According to a recent news release from Schubert Jonckheer & Kolbe LLP, the cyber attack occurred Dec. 11, 2024, and Kokomo Solutions did not provide notice to potential victims until nearly eight months after the fact, on Aug. 5, 2025. Kokomo Solutions has not publicly disclosed what information was accessed, and its delay in notifying those affected may be a violation of state and federal laws, the law firm said in their release.
The vendor's notice to victims said it hired a forensic security firm that found an unauthorized third party had accessed files on Kokomo's network, but no instances of fraud or identity theft have been reported following the cyber attack.
Besides LAUSD's telehealth program, in 2023, Kokomo Solutions also developed the Los Angeles Schools Anonymous Reporting (LASAR) telehealth mobile application for the district. It enables students and community members to anonymously report non-emergency safety incidents like drug consumption, drug trafficking, mental health crises and threats of a school attack.
Addressing the California IT in Education (CITE) conference about the app's development, Lt.
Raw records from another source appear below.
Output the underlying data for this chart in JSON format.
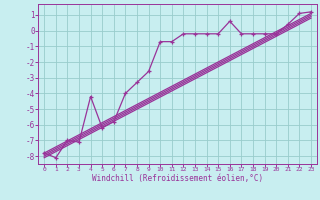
{
  "xlabel": "Windchill (Refroidissement éolien,°C)",
  "bg_color": "#c8eef0",
  "line_color": "#993399",
  "grid_color": "#99cccc",
  "xlim": [
    -0.5,
    23.5
  ],
  "ylim": [
    -8.5,
    1.7
  ],
  "xticks": [
    0,
    1,
    2,
    3,
    4,
    5,
    6,
    7,
    8,
    9,
    10,
    11,
    12,
    13,
    14,
    15,
    16,
    17,
    18,
    19,
    20,
    21,
    22,
    23
  ],
  "yticks": [
    1,
    0,
    -1,
    -2,
    -3,
    -4,
    -5,
    -6,
    -7,
    -8
  ],
  "zigzag_x": [
    0,
    1,
    2,
    3,
    4,
    5,
    6,
    7,
    8,
    9,
    10,
    11,
    12,
    13,
    14,
    15,
    16,
    17,
    18,
    19,
    20,
    21,
    22,
    23
  ],
  "zigzag_y": [
    -7.8,
    -8.1,
    -7.0,
    -7.1,
    -4.2,
    -6.2,
    -5.8,
    -4.0,
    -3.3,
    -2.6,
    -0.7,
    -0.7,
    -0.2,
    -0.2,
    -0.2,
    -0.2,
    0.6,
    -0.2,
    -0.2,
    -0.2,
    -0.2,
    0.4,
    1.1,
    1.2
  ],
  "straight_lines": [
    [
      -7.8,
      1.1
    ],
    [
      -7.9,
      1.0
    ],
    [
      -8.0,
      0.9
    ],
    [
      -8.1,
      0.8
    ]
  ]
}
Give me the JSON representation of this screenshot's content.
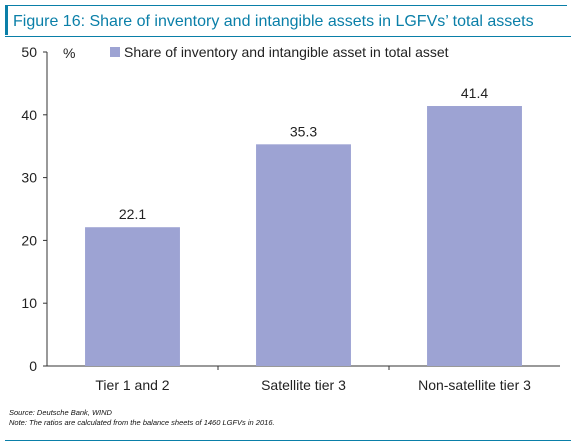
{
  "figure": {
    "title": "Figure 16: Share of inventory and intangible assets in LGFVs’ total assets",
    "source": "Source: Deutsche Bank, WIND",
    "note": "Note: The ratios are calculated from the balance sheets of 1460 LGFVs in 2016."
  },
  "colors": {
    "accent": "#0a7fa8",
    "bar": "#9da3d3"
  },
  "chart_data": {
    "type": "bar",
    "title": "",
    "ylabel": "%",
    "xlabel": "",
    "ylim": [
      0,
      50
    ],
    "yticks": [
      0,
      10,
      20,
      30,
      40,
      50
    ],
    "grid": false,
    "legend": "top",
    "categories": [
      "Tier 1 and 2",
      "Satellite tier 3",
      "Non-satellite tier 3"
    ],
    "series": [
      {
        "name": "Share of inventory and intangible asset in total asset",
        "values": [
          22.1,
          35.3,
          41.4
        ]
      }
    ],
    "data_labels": [
      "22.1",
      "35.3",
      "41.4"
    ]
  }
}
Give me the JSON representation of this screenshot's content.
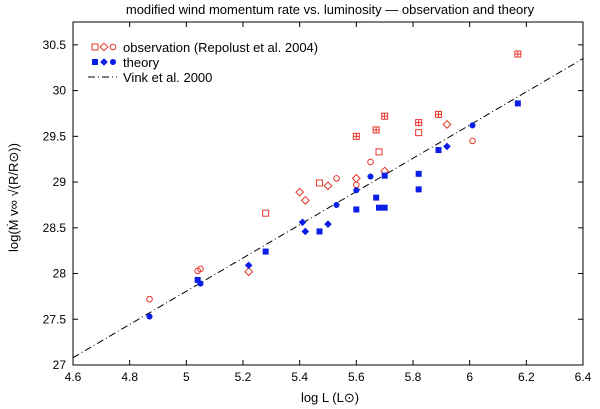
{
  "chart_data": {
    "type": "scatter",
    "title": "modified wind momentum rate vs. luminosity — observation and theory",
    "xlabel": "log L (L⊙)",
    "ylabel": "log(Ṁ v∞ √(R/R⊙))",
    "xlim": [
      4.6,
      6.4
    ],
    "ylim": [
      27,
      30.75
    ],
    "x_ticks": [
      "4.6",
      "4.8",
      "5",
      "5.2",
      "5.4",
      "5.6",
      "5.8",
      "6",
      "6.2",
      "6.4"
    ],
    "y_ticks": [
      "27",
      "27.5",
      "28",
      "28.5",
      "29",
      "29.5",
      "30",
      "30.5"
    ],
    "legend_position": "top-left",
    "colors": {
      "observation": "#e8342c",
      "theory": "#0a1ee6",
      "vink": "#000000"
    },
    "series": [
      {
        "name": "observation (Repolust et al. 2004)",
        "legend_label": "observation (Repolust et al. 2004)",
        "kind": "markers",
        "color": "#e8342c",
        "points": [
          {
            "x": 4.87,
            "y": 27.72,
            "marker": "circle"
          },
          {
            "x": 5.04,
            "y": 28.03,
            "marker": "circle"
          },
          {
            "x": 5.05,
            "y": 28.05,
            "marker": "circle"
          },
          {
            "x": 5.22,
            "y": 28.02,
            "marker": "diamond"
          },
          {
            "x": 5.28,
            "y": 28.66,
            "marker": "square"
          },
          {
            "x": 5.4,
            "y": 28.89,
            "marker": "diamond"
          },
          {
            "x": 5.42,
            "y": 28.8,
            "marker": "diamond"
          },
          {
            "x": 5.47,
            "y": 28.99,
            "marker": "square"
          },
          {
            "x": 5.5,
            "y": 28.96,
            "marker": "diamond"
          },
          {
            "x": 5.53,
            "y": 29.04,
            "marker": "circle"
          },
          {
            "x": 5.6,
            "y": 29.5,
            "marker": "square-plus"
          },
          {
            "x": 5.6,
            "y": 29.04,
            "marker": "diamond"
          },
          {
            "x": 5.6,
            "y": 28.97,
            "marker": "circle"
          },
          {
            "x": 5.65,
            "y": 29.22,
            "marker": "circle"
          },
          {
            "x": 5.67,
            "y": 29.57,
            "marker": "square-plus"
          },
          {
            "x": 5.68,
            "y": 29.33,
            "marker": "square"
          },
          {
            "x": 5.7,
            "y": 29.72,
            "marker": "square-plus"
          },
          {
            "x": 5.7,
            "y": 29.12,
            "marker": "diamond"
          },
          {
            "x": 5.82,
            "y": 29.65,
            "marker": "square-plus"
          },
          {
            "x": 5.82,
            "y": 29.54,
            "marker": "square"
          },
          {
            "x": 5.89,
            "y": 29.74,
            "marker": "square-plus"
          },
          {
            "x": 5.92,
            "y": 29.63,
            "marker": "diamond"
          },
          {
            "x": 6.01,
            "y": 29.45,
            "marker": "circle"
          },
          {
            "x": 6.17,
            "y": 30.4,
            "marker": "square-plus"
          }
        ]
      },
      {
        "name": "theory",
        "legend_label": "theory",
        "kind": "markers",
        "color": "#0a1ee6",
        "points": [
          {
            "x": 4.87,
            "y": 27.53,
            "marker": "filled-circle"
          },
          {
            "x": 5.04,
            "y": 27.93,
            "marker": "filled-square"
          },
          {
            "x": 5.05,
            "y": 27.89,
            "marker": "filled-circle"
          },
          {
            "x": 5.22,
            "y": 28.09,
            "marker": "filled-diamond"
          },
          {
            "x": 5.28,
            "y": 28.24,
            "marker": "filled-square"
          },
          {
            "x": 5.41,
            "y": 28.56,
            "marker": "filled-diamond"
          },
          {
            "x": 5.42,
            "y": 28.46,
            "marker": "filled-diamond"
          },
          {
            "x": 5.47,
            "y": 28.46,
            "marker": "filled-square"
          },
          {
            "x": 5.5,
            "y": 28.54,
            "marker": "filled-diamond"
          },
          {
            "x": 5.53,
            "y": 28.75,
            "marker": "filled-circle"
          },
          {
            "x": 5.6,
            "y": 28.91,
            "marker": "filled-circle"
          },
          {
            "x": 5.6,
            "y": 28.7,
            "marker": "filled-square"
          },
          {
            "x": 5.65,
            "y": 29.06,
            "marker": "filled-circle"
          },
          {
            "x": 5.67,
            "y": 28.83,
            "marker": "filled-square"
          },
          {
            "x": 5.68,
            "y": 28.72,
            "marker": "filled-square"
          },
          {
            "x": 5.7,
            "y": 28.72,
            "marker": "filled-square"
          },
          {
            "x": 5.7,
            "y": 29.07,
            "marker": "filled-square"
          },
          {
            "x": 5.82,
            "y": 29.09,
            "marker": "filled-square"
          },
          {
            "x": 5.82,
            "y": 28.92,
            "marker": "filled-square"
          },
          {
            "x": 5.89,
            "y": 29.35,
            "marker": "filled-square"
          },
          {
            "x": 5.92,
            "y": 29.39,
            "marker": "filled-diamond"
          },
          {
            "x": 6.01,
            "y": 29.62,
            "marker": "filled-circle"
          },
          {
            "x": 6.17,
            "y": 29.86,
            "marker": "filled-square"
          }
        ]
      },
      {
        "name": "Vink et al. 2000",
        "legend_label": "Vink et al. 2000",
        "kind": "line",
        "dash": "dash-dot",
        "color": "#000000",
        "x": [
          4.6,
          6.4
        ],
        "y": [
          27.08,
          30.35
        ]
      }
    ]
  }
}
Nina Buranasombati of Los Angeles School Police Department said in November 2023 that user privacy was key in convincing students to use it.
“[Students] want to tell, but they don’t want it public. They’re not going to go to a tip jar, they’re not going to go up to the teacher, they want to remain anonymous, so we used it in our call to action and it worked. We received tips and were able to get everybody involved, and it worked out for us," she said.
Erring on the side of caution, Kokomo Solutions has since enhanced its software’s technical security measures to reduce the risk of future security breaches, according to the company’s notice. It is also encouraging potential victims to take advantage of a one-year membership with Experian IdentityWorks Credit 3B, an identity-protection service at Kokomo's expense that detects potential exploitation of personal data.